Zero ETL Data Federation from BigQuery to AlloyDB

1. Overview

In Part 1, we successfully transformed chaotic, unstructured PDFs into clean, intelligent and structured tables in BigQuery using Knowledge Catalog and DataScan. Now, we have a robust data warehouse.

If you need a quick recall, in part 1 lab, we took the use case of a fictional Frozen Yogurt franchise and converted 400 of its unstructured PDF files — spanning text, tables, and images — into cleanly structured BigQuery tables with relationships automatically inferred between them using BigQuery Knowledge Catalog and Dataplex.

What you'll build

In this session, we are setting up AlloyDB for PostgreSQL and doing something magical: federating our BigQuery data directly into AlloyDB. This means our transactional app can query our warehouse data in real-time, without copying or duplicating any of it.

You as a developer must ask this question at this stage:

"If the data is already in BigQuery, why bring AlloyDB into the mix? Why doesn't the application just run a SELECT statement directly against BigQuery?"

Here's why:

With Lakehouse Federation, you can use AlloyDB's query engine to power your application's transactional and analytical workloads from within the same interface. You can also materialize or import this data on AlloyDB for faster access for use in your applications, which lets you use AlloyDB AI and the columnar engine.

You can use AlloyDB as a transactional database and also have large amounts of data residing in BigQuery or BigLake. Your applications usually integrate independently with both of these systems to access data across these different Google Cloud services. Lakehouse Federation for AlloyDB lets you use AlloyDB's federated query support implemented as a foreign data wrapper to access BigQuery and AlloyDB data using a SQL interface in AlloyDB.
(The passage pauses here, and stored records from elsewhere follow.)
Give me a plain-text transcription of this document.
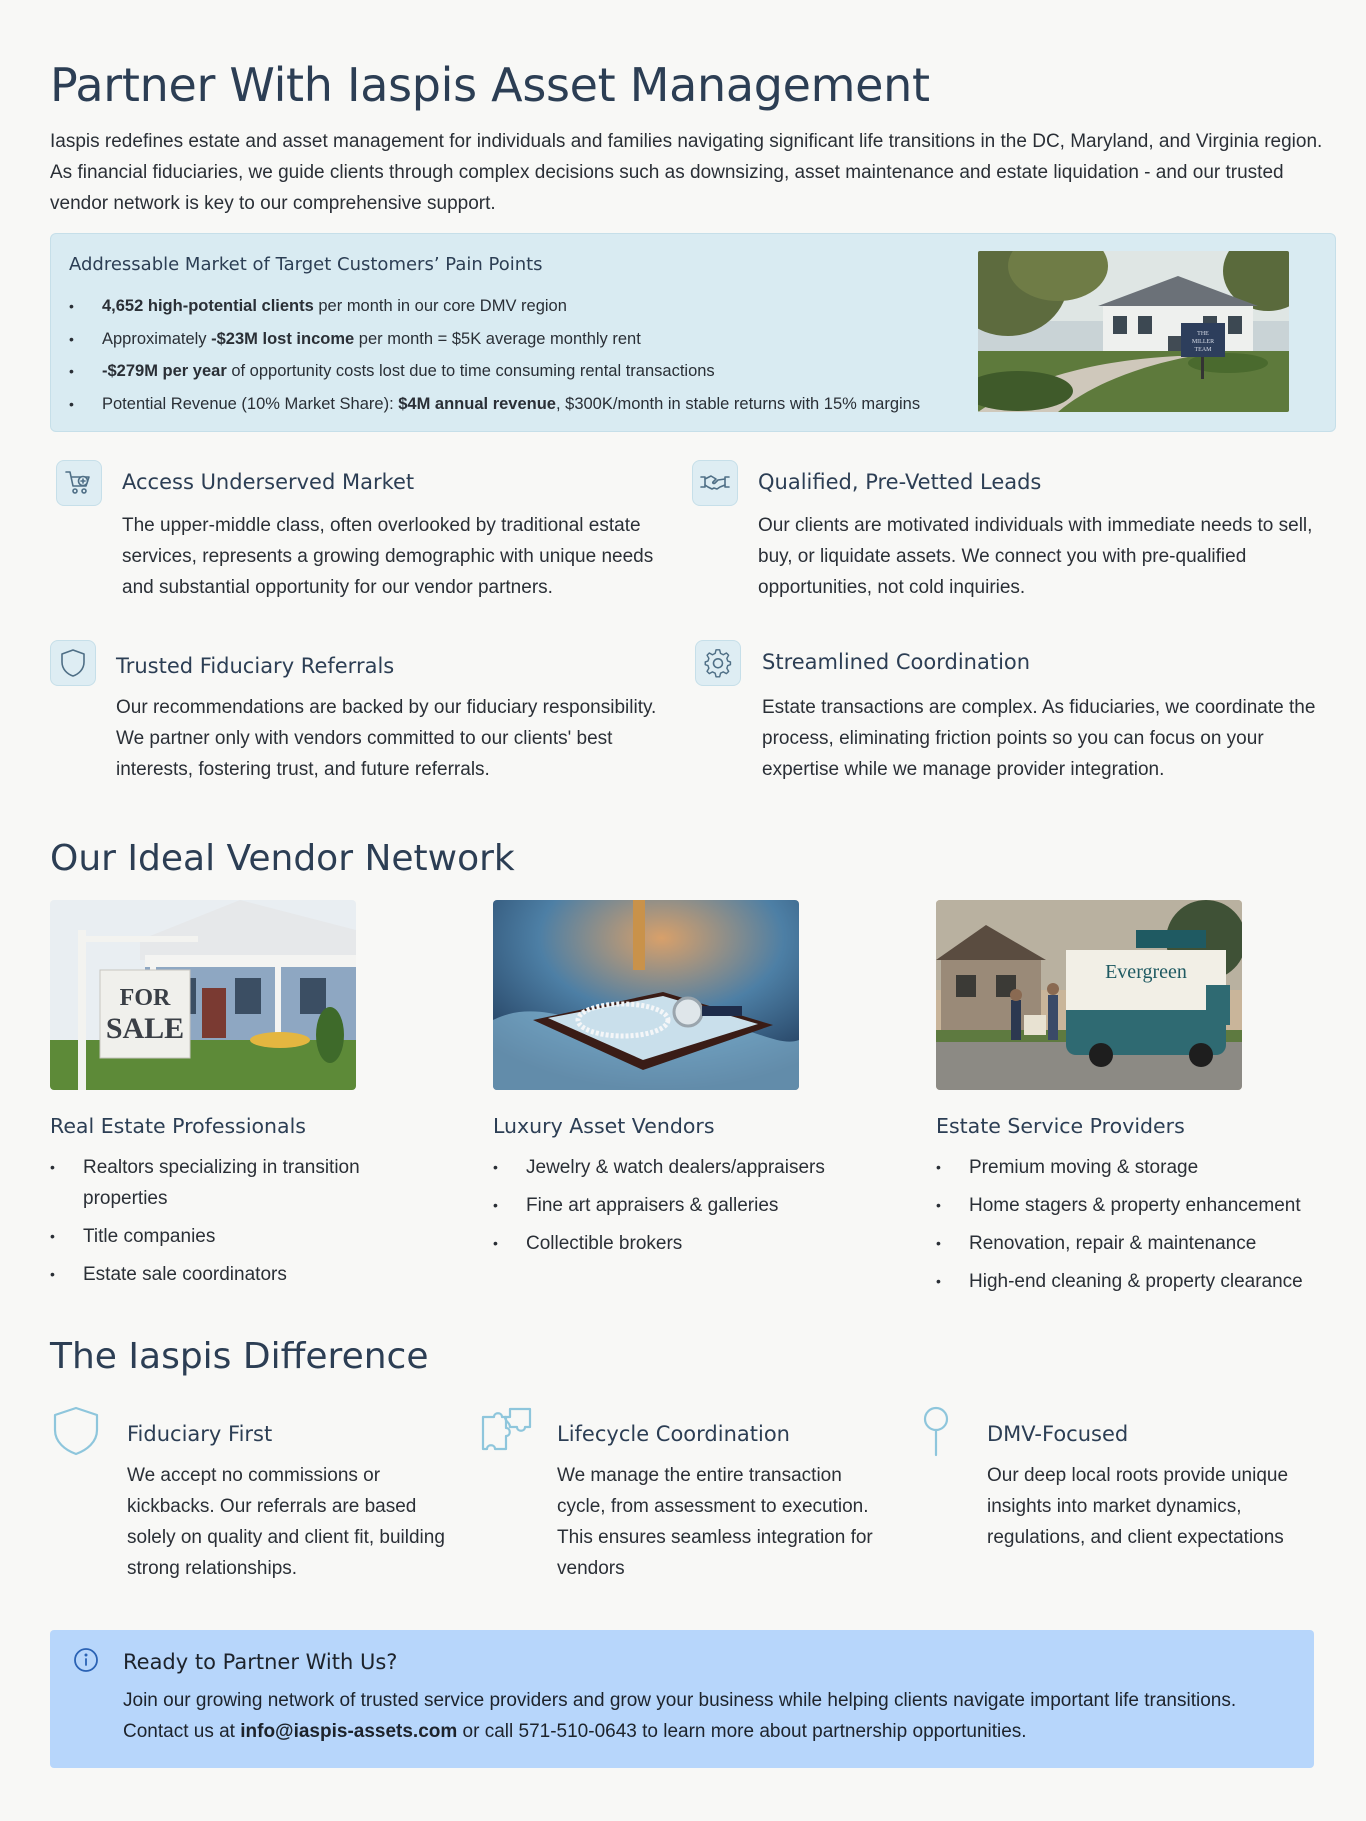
Partner With Iaspis Asset Management

Iaspis redefines estate and asset management for individuals and families navigating significant life transitions in the DC, Maryland, and Virginia region. As financial fiduciaries, we guide clients through complex decisions such as downsizing, asset maintenance and estate liquidation - and our trusted vendor network is key to our comprehensive support.

Addressable Market of Target Customers’ Pain Points
• 4,652 high-potential clients per month in our core DMV region
• Approximately -$23M lost income per month = $5K average monthly rent
• -$279M per year of opportunity costs lost due to time consuming rental transactions
• Potential Revenue (10% Market Share): $4M annual revenue, $300K/month in stable returns with 15% margins
THE
MILLER
TEAM
Access Underserved Market
The upper-middle class, often overlooked by traditional estate services, represents a growing demographic with unique needs and substantial opportunity for our vendor partners.
Qualified, Pre-Vetted Leads
Our clients are motivated individuals with immediate needs to sell, buy, or liquidate assets. We connect you with pre-qualified opportunities, not cold inquiries.
Trusted Fiduciary Referrals
Our recommendations are backed by our fiduciary responsibility. We partner only with vendors committed to our clients' best interests, fostering trust, and future referrals.
Streamlined Coordination
Estate transactions are complex. As fiduciaries, we coordinate the process, eliminating friction points so you can focus on your expertise while we manage provider integration.
Our Ideal Vendor Network
FOR
SALE
Real Estate Professionals
• Realtors specializing in transition properties
• Title companies
• Estate sale coordinators
Luxury Asset Vendors
• Jewelry & watch dealers/appraisers
• Fine art appraisers & galleries
• Collectible brokers
Evergreen
Estate Service Providers
• Premium moving & storage
• Home stagers & property enhancement
• Renovation, repair & maintenance
• High-end cleaning & property clearance
The Iaspis Difference
Fiduciary First
We accept no commissions or kickbacks. Our referrals are based solely on quality and client fit, building strong relationships.
Lifecycle Coordination
We manage the entire transaction cycle, from assessment to execution. This ensures seamless integration for vendors
DMV-Focused
Our deep local roots provide unique insights into market dynamics, regulations, and client expectations
Ready to Partner With Us?
Join our growing network of trusted service providers and grow your business while helping clients navigate important life transitions. Contact us at info@iaspis-assets.com or call 571-510-0643 to learn more about partnership opportunities.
Instead of building a brittle ETL pipeline to query the BigQuery data from AlloyDB, we will use federated queries. AlloyDB will act as a unified endpoint, seamlessly reaching into BigQuery when needed.

Let's start building!

What you'll learn

How to set up AlloyDB Cluster, Instance and Networking at the click of a button
How to set up extension to prepare for the federation
How to set up federation from BigQuery to AlloyDB
Test it out

Requirements

A browser, such as Chrome or Firefox.
A Google Cloud project with billing enabled.
Basic familiarity with SQL.

2. Before you begin

Create a project

In the Google Cloud Console, on the project selector page, select or create a Google Cloud project.
Make sure that billing is enabled for your Cloud project. Learn how to check if billing is enabled on a project.
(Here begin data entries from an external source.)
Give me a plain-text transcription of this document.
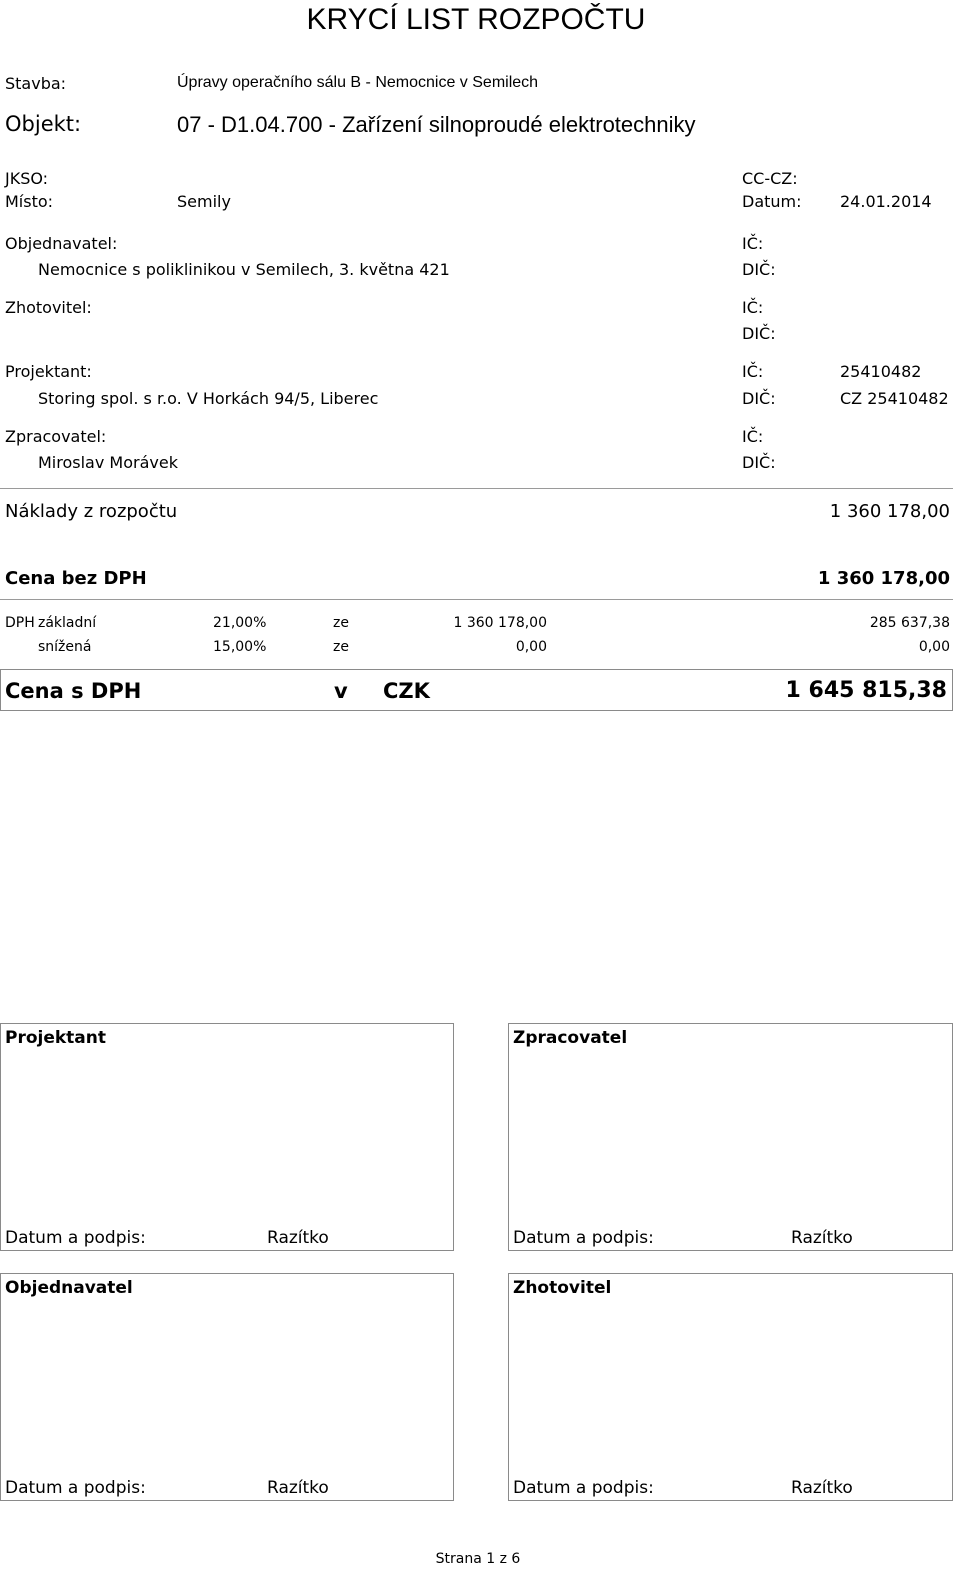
KRYCÍ LIST ROZPOČTU
Stavba:	Úpravy operačního sálu B - Nemocnice v Semilech
Objekt:	07 - D1.04.700 - Zařízení silnoproudé elektrotechniky
JKSO:	CC-CZ:
Místo:	Semily	Datum: 24.01.2014
Objednavatel:	IČ:
Nemocnice s poliklinikou v Semilech, 3. května 421	DIČ:
Zhotovitel:	IČ:
DIČ:
Projektant:	IČ:	25410482
Storing spol. s r.o. V Horkách 94/5, Liberec	DIČ:	CZ 25410482
Zpracovatel:	IČ:
Miroslav Morávek	DIČ:
Náklady z rozpočtu	1 360 178,00
Cena bez DPH	1 360 178,00
DPH základní	21,00%	ze	1 360 178,00	285 637,38
snížená	15,00%	ze	0,00	0,00
Cena s DPH	v CZK	1 645 815,38
Projektant
Datum a podpis:	Razítko
Zpracovatel
Datum a podpis:	Razítko
Objednavatel
Datum a podpis:	Razítko
Zhotovitel
Datum a podpis:	Razítko
Strana 1 z 6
You'll use Cloud Shell, a command-line environment running in Google Cloud. Click Activate Cloud Shell at the top of the Google Cloud console.

Activate Cloud Shell button image

Once connected to Cloud Shell, you check that you're already authenticated and that the project is set to your project ID using the following command:

gcloud auth list

Run the following command in Cloud Shell to confirm that the gcloud command knows about your project.

gcloud config list project

If you want to authenticate

gcloud auth login

If your project is not set, use the following command to set it:

export PROJECT_ID=<YOUR_PROJECT_ID>
gcloud config set project <YOUR_PROJECT_ID>

Enable the required APIs: Run this command to enable all the required APIs:

gcloud services enable alloydb.googleapis.com

Gotchas & Troubleshooting

The "Ghost Project" Syndrome	You ran `gcloud config set project`, but you're actually looking at a different project in the Console UI. Check the project ID in the top-left dropdown!
The Billing Barricade	You enabled the project, but forgot the billing account. AlloyDB is a high-performance engine; it won't start if the "gas tank" (billing) is empty.
API Propagation Lag	You clicked "Enable APIs," but the command line still says `Service Not Enabled`. Give it 60 seconds. The cloud needs a moment to wake up its neurons.
Quota Quags	If you're using a brand-new trial account, you might hit a regional quota for AlloyDB instances. If `us-central1` fails, try `us-east1`.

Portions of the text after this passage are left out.